Concordance of the Bible (1)

Ornamental illuminated initial at the beginning of letter M
Pembroke Coll. MS 8, f. 223v
Dominicans of St Jacques Paris, Concordantiae Bibliorum
East Anglia, Bury St Edmunds?, ca 1320–1330

Image reproduced by kind permission of the Master and Fellows of Pembroke College

One of the most important scholars teaching at the University of Paris was the Dominican, Hugh of St Cher (ca 1200–1263), whose particular academic interest was in biblical commentary, notably his Postillae in Bibliam which contains commentaries on all the books.

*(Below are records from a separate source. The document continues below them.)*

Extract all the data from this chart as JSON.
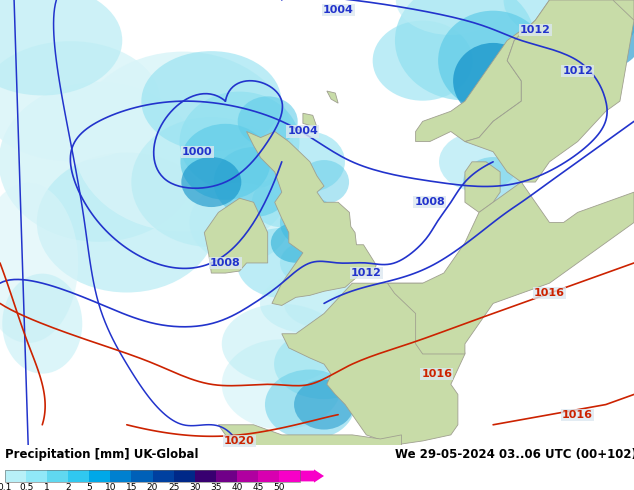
{
  "title_left": "Precipitation [mm] UK-Global",
  "title_right": "We 29-05-2024 03..06 UTC (00+102)",
  "colorbar_labels": [
    "0.1",
    "0.5",
    "1",
    "2",
    "5",
    "10",
    "15",
    "20",
    "25",
    "30",
    "35",
    "40",
    "45",
    "50"
  ],
  "colorbar_colors": [
    "#b8f0f8",
    "#90e8f8",
    "#60d8f0",
    "#30c8f0",
    "#00a8e8",
    "#0080d0",
    "#0060b8",
    "#0040a0",
    "#002888",
    "#380070",
    "#700088",
    "#b000a0",
    "#d800b0",
    "#f800c8"
  ],
  "sea_color": "#dce8f0",
  "land_color": "#c8dca8",
  "land_outline": "#a0a090",
  "blue_isobar": "#2233cc",
  "red_isobar": "#cc2200",
  "prec_very_light": "#d8f4f8",
  "prec_light1": "#b8ecf4",
  "prec_light2": "#90e0f0",
  "prec_mid1": "#60cce8",
  "prec_mid2": "#30b0d8",
  "prec_dark1": "#1090c8",
  "prec_dark2": "#0068a8",
  "prec_dark3": "#0048888"
}
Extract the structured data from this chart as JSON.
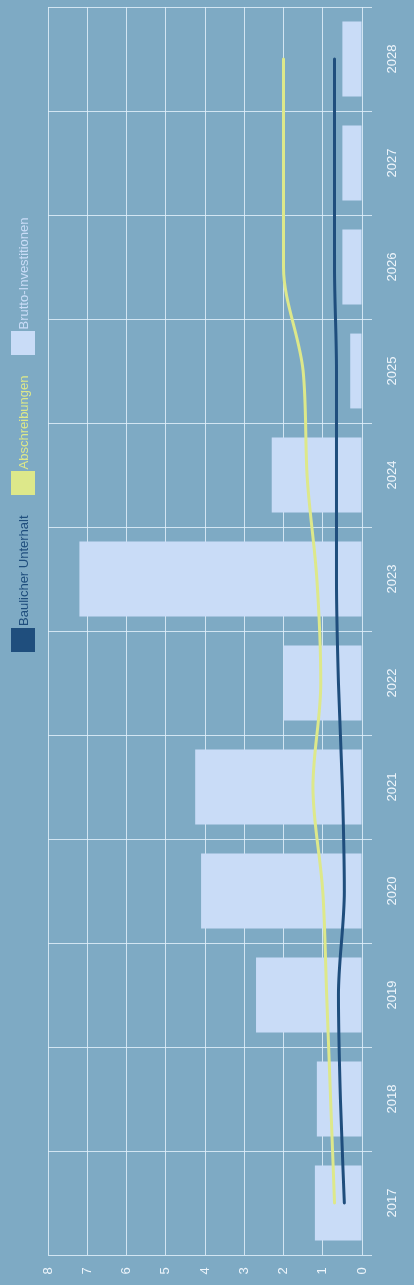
{
  "chart_data": {
    "type": "bar",
    "orientation": "horizontal",
    "categories": [
      "2028",
      "2027",
      "2026",
      "2025",
      "2024",
      "2023",
      "2022",
      "2021",
      "2020",
      "2019",
      "2018",
      "2017"
    ],
    "series": [
      {
        "name": "Baulicher Unterhalt",
        "type": "line",
        "color": "#1f4e7d",
        "values": [
          0.7,
          0.7,
          0.7,
          0.65,
          0.65,
          0.65,
          0.6,
          0.5,
          0.45,
          0.6,
          0.55,
          0.45
        ]
      },
      {
        "name": "Abschreibungen",
        "type": "line",
        "color": "#dde88a",
        "values": [
          2.0,
          2.0,
          2.0,
          1.5,
          1.4,
          1.15,
          1.05,
          1.25,
          1.0,
          0.9,
          0.8,
          0.7
        ]
      },
      {
        "name": "Brutto-Investitionen",
        "color": "#c9dcf7",
        "values": [
          0.5,
          0.5,
          0.5,
          0.3,
          2.3,
          7.2,
          2.0,
          4.25,
          4.1,
          2.7,
          1.15,
          1.2
        ]
      }
    ],
    "xlim": [
      8,
      0
    ],
    "xticks": [
      8,
      7,
      6,
      5,
      4,
      3,
      2,
      1,
      0
    ],
    "grid": true,
    "legend": "left",
    "marker": "none",
    "line_style": "solid"
  }
}
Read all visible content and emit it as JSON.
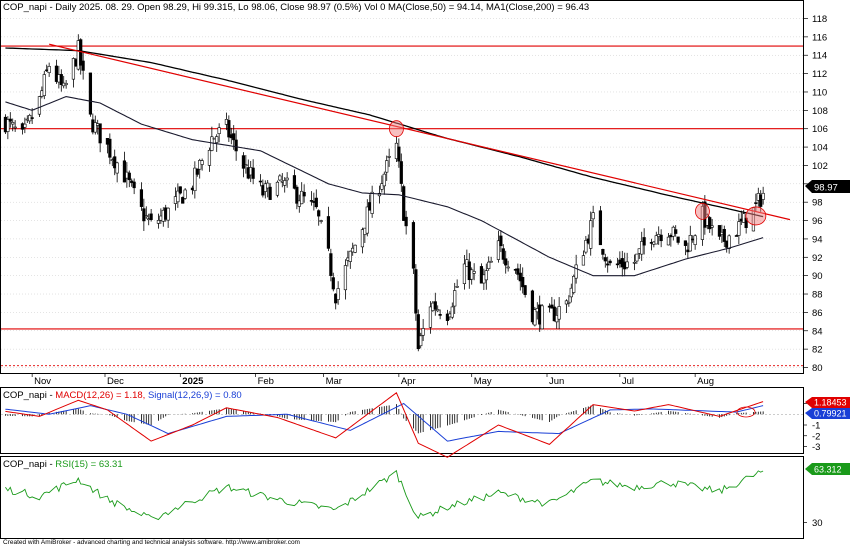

He initiated the compilation of a word concordance to the Bible which came to be associated with his name in printed editions from the sixteenth century onwards which revised and expanded the original thirteenth-century text. It is now thought that the work on this concordance was done by a team of friars at the Dominican convent of St Jacques at Paris, probably under the direction of Hugh but not written by him. The preface specifically describes the text as ‘concordantiae sancti Jacobi’ but does not mention his name. Hugh was prior there from 1233 to 1236 before becoming the provincial for France from 1236 to 1244. This manuscript is an English copy of the early fourteenth century from the Benedictine library of Bury St Edmunds. It is illuminated for each letter of the alphabet with ornamental initials containing foliage and grotesques with partial border extensions.